New Kinetic Monte Carlo Model to Study the Dissolution of Quartz

Quartz dissolution is a frequent process in geochemistry and materials science. It is controlled at the atomic scale by the sequential hydrolysis reactions and breakage of siloxane bonds, the surface topography, and the Gibbs free energy difference ΔG between the solid and the solution. Atomistic simulations have provided valuable topographic information about quartz dissolution and reaction energy barriers. However, with the current interpretation of the data, serious discrepancies persist between the predicted dissolution rates Rdis and the macroscopic dissolution activation energy Ea compared to their experimental counterparts.
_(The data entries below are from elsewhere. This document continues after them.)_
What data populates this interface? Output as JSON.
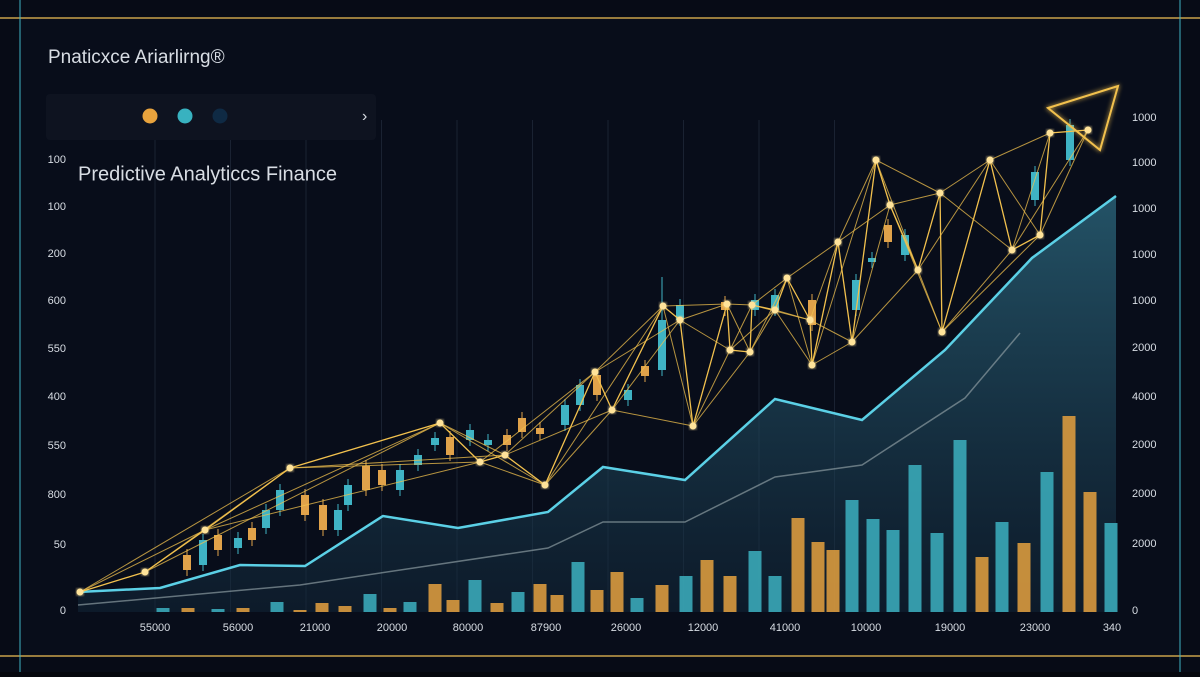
{
  "header": {
    "title": "Pnaticxce Ariarlirng®",
    "chevron": "›",
    "legend_dots": [
      "#e8a33d",
      "#38b2c0",
      "#0f2a44"
    ]
  },
  "chart_data": {
    "type": "candlestick",
    "title": "Predictive Analyticcs Finance",
    "left_axis_labels": [
      "100",
      "100",
      "200",
      "600",
      "550",
      "400",
      "550",
      "800",
      "50",
      "0"
    ],
    "right_axis_labels": [
      "1000",
      "1000",
      "1000",
      "1000",
      "1000",
      "2000",
      "4000",
      "2000",
      "2000",
      "2000",
      "0"
    ],
    "x_labels": [
      "55000",
      "56000",
      "21000",
      "20000",
      "80000",
      "87900",
      "26000",
      "12000",
      "41000",
      "10000",
      "19000",
      "23000",
      "340"
    ],
    "xlim": [
      0,
      1045
    ],
    "ylim": [
      0,
      494
    ],
    "area": {
      "color": "#5bd0e6",
      "x": [
        3,
        85,
        165,
        230,
        308,
        383,
        473,
        528,
        610,
        700,
        787,
        870,
        957,
        1041
      ],
      "values": [
        20,
        24,
        47,
        46,
        96,
        84,
        100,
        145,
        132,
        213,
        192,
        262,
        354,
        416
      ]
    },
    "trend": {
      "color": "#8a9aa0",
      "x": [
        3,
        225,
        473,
        528,
        610,
        700,
        787,
        890,
        945
      ],
      "values": [
        7,
        27,
        64,
        90,
        90,
        135,
        147,
        214,
        279
      ]
    },
    "volume": {
      "x": [
        88,
        113,
        143,
        168,
        202,
        225,
        247,
        270,
        295,
        315,
        335,
        360,
        378,
        400,
        422,
        443,
        465,
        482,
        503,
        522,
        542,
        562,
        587,
        611,
        632,
        655,
        680,
        700,
        723,
        743,
        758,
        777,
        798,
        818,
        840,
        862,
        885,
        907,
        927,
        949,
        972,
        994,
        1015,
        1036
      ],
      "values": [
        4,
        4,
        3,
        4,
        10,
        2,
        9,
        6,
        18,
        4,
        10,
        28,
        12,
        32,
        9,
        20,
        28,
        17,
        50,
        22,
        40,
        14,
        27,
        36,
        52,
        36,
        61,
        36,
        94,
        70,
        62,
        112,
        93,
        82,
        147,
        79,
        172,
        55,
        90,
        69,
        140,
        196,
        120,
        89
      ],
      "colors": [
        "#3aa9b8",
        "#d99a3e",
        "#3aa9b8",
        "#d99a3e",
        "#3aa9b8",
        "#d99a3e",
        "#d99a3e",
        "#d99a3e",
        "#3aa9b8",
        "#d99a3e",
        "#3aa9b8",
        "#d99a3e",
        "#d99a3e",
        "#3aa9b8",
        "#d99a3e",
        "#3aa9b8",
        "#d99a3e",
        "#d99a3e",
        "#3aa9b8",
        "#d99a3e",
        "#d99a3e",
        "#3aa9b8",
        "#d99a3e",
        "#3aa9b8",
        "#d99a3e",
        "#d99a3e",
        "#3aa9b8",
        "#3aa9b8",
        "#d99a3e",
        "#d99a3e",
        "#d99a3e",
        "#3aa9b8",
        "#3aa9b8",
        "#3aa9b8",
        "#3aa9b8",
        "#3aa9b8",
        "#3aa9b8",
        "#d99a3e",
        "#3aa9b8",
        "#d99a3e",
        "#3aa9b8",
        "#d99a3e",
        "#d99a3e",
        "#3aa9b8"
      ]
    },
    "candles": {
      "up_color": "#3fb3c4",
      "down_color": "#e0a24a",
      "x": [
        112,
        128,
        143,
        163,
        177,
        191,
        205,
        230,
        248,
        263,
        273,
        291,
        307,
        325,
        343,
        360,
        375,
        395,
        413,
        432,
        447,
        465,
        490,
        505,
        522,
        553,
        570,
        587,
        605,
        650,
        680,
        700,
        737,
        781,
        797,
        813,
        830,
        960,
        995
      ],
      "open": [
        57,
        47,
        77,
        64,
        84,
        84,
        102,
        117,
        107,
        82,
        107,
        146,
        142,
        122,
        147,
        167,
        175,
        172,
        167,
        177,
        194,
        184,
        187,
        207,
        237,
        212,
        246,
        242,
        292,
        310,
        302,
        302,
        312,
        302,
        350,
        387,
        357,
        412,
        452
      ],
      "close": [
        42,
        72,
        62,
        74,
        72,
        102,
        122,
        97,
        82,
        102,
        127,
        122,
        127,
        142,
        157,
        174,
        157,
        182,
        172,
        167,
        180,
        178,
        207,
        227,
        217,
        222,
        236,
        292,
        307,
        302,
        312,
        317,
        287,
        332,
        354,
        370,
        377,
        440,
        487
      ],
      "high": [
        63,
        78,
        83,
        80,
        90,
        108,
        128,
        123,
        113,
        108,
        133,
        152,
        148,
        148,
        163,
        180,
        181,
        188,
        178,
        183,
        200,
        190,
        213,
        233,
        243,
        228,
        252,
        335,
        313,
        316,
        318,
        323,
        318,
        338,
        360,
        393,
        383,
        446,
        493
      ],
      "low": [
        36,
        41,
        56,
        58,
        66,
        78,
        96,
        91,
        76,
        76,
        101,
        116,
        121,
        116,
        141,
        161,
        151,
        166,
        161,
        161,
        174,
        172,
        181,
        201,
        211,
        206,
        230,
        236,
        286,
        296,
        296,
        296,
        281,
        296,
        344,
        364,
        351,
        406,
        446
      ]
    },
    "network": {
      "color": "#f2c14e",
      "x": [
        5,
        70,
        130,
        215,
        365,
        405,
        430,
        470,
        520,
        537,
        588,
        605,
        618,
        652,
        655,
        675,
        677,
        700,
        712,
        735,
        737,
        763,
        777,
        801,
        815,
        843,
        865,
        867,
        915,
        937,
        965,
        975,
        1013
      ],
      "values": [
        20,
        40,
        82,
        144,
        189,
        150,
        157,
        127,
        240,
        202,
        306,
        292,
        186,
        308,
        262,
        260,
        307,
        302,
        334,
        292,
        247,
        370,
        270,
        452,
        407,
        342,
        419,
        280,
        452,
        362,
        377,
        479,
        482
      ]
    }
  }
}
In this work we show that both quantities can be reconciled using a kinetic Monte Carlo (KMC) atomistic model based on bond-by-bond reactions and Rdis and Ea can be jointly reproduced. In addition, the obtained etch pit shapes for different quartz planes are in agreement with the experimentally reported ones: V-shape striations in {001}, rectangular pyramidal pits in {100}, and trapezoidal semipyramidal pits in {101}. We also study the dissolution rate dependence with ΔG by introducing chemical reversibility in the KMC model, obtaining again results in good agreement with experiments. This work highlights the importance of understanding the mechanisms taking place at the nanoscale to describe macroscopic properties and provides the basic ingredients to extend this study to other minerals and/or dissolution conditions.